Taggar v. Holder, Jr., No. 09-71529 (9th Cir. 2013)
Annotate this CasePetitioner sought review of the BIA's final order of removal. The court concluded that neither the IJ nor the BIA abused their discretion in holding that petitioner had waived her application for relief and protection where she did not file her application for relief by the extended due date for her applications set by the IJ. Further, petitioner abandoned her application for a waiver of inadmissibility under 8 U.S.C. 1227(a)(1)(H) and she was ineligible for such a waiver where she was being deported because she was convicted of falsifying documents, not because she was inadmissible at entry. Accordingly, the court denied the petition for review.

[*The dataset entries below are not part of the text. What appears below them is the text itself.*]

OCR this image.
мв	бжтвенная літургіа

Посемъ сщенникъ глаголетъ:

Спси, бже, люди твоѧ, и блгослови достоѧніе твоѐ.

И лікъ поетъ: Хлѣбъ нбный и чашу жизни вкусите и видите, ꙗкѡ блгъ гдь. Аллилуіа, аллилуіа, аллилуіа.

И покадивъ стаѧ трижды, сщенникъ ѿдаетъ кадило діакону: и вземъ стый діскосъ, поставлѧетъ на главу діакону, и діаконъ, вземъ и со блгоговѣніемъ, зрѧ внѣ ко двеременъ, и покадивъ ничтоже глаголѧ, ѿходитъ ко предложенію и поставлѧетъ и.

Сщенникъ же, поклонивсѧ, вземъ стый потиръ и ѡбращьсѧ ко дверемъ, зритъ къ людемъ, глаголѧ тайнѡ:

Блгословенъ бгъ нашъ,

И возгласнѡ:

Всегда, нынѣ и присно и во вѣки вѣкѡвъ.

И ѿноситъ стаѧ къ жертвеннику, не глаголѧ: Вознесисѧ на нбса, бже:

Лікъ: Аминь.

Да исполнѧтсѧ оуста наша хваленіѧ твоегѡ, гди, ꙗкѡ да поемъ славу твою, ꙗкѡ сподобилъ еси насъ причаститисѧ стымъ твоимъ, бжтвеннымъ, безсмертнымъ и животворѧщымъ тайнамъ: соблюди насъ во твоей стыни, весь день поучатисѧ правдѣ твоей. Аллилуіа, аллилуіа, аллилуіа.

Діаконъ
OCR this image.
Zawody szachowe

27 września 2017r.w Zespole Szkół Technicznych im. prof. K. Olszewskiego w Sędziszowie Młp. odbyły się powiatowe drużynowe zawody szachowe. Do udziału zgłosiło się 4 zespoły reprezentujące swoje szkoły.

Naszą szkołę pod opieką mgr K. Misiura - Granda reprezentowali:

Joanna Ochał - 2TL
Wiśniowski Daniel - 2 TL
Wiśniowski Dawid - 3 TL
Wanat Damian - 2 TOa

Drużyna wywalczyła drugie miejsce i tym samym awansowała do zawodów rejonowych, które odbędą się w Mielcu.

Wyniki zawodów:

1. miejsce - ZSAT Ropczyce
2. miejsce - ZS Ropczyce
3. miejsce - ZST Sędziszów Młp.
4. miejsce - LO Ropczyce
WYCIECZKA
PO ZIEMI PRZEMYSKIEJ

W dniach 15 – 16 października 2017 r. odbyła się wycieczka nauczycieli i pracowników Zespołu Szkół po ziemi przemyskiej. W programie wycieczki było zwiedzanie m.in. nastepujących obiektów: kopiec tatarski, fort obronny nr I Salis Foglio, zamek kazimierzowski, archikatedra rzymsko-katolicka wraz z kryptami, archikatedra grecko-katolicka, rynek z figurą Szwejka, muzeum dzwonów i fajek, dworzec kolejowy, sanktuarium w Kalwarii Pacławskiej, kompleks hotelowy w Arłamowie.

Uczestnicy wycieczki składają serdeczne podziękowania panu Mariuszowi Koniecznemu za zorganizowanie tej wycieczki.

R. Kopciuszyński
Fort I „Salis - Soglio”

Court Description: Immigration. The panel denied Pritam Taggar’s petition for review of the Board of Immigration Appeals’ decision finding that she waived and abandoned her applications for relief, and that she was ineligible for a waiver of removability or inadmissibility. The panel held that the standard of review applicable to an Immigration Judge’s decision deeming an application waived for failure to adhere to deadlines under 8 C.F.R. § 1003.31 is abuse of discretion. The panel held that a deadline may lawfully be imposed upon an application for relief under the Convention Against Torture, and that in this case neither the IJ nor the Board abused discretion in holding that Taggar waived her applications. The panel also held that Taggar is not an inadmissible alien eligible for a waiver under 8 U.S.C. § 1227(a)(1)(H), because her charge of removability is not waivable by that section, and because she was being deported based on her conviction for falsifying documents, not because she was inadmissible at entry.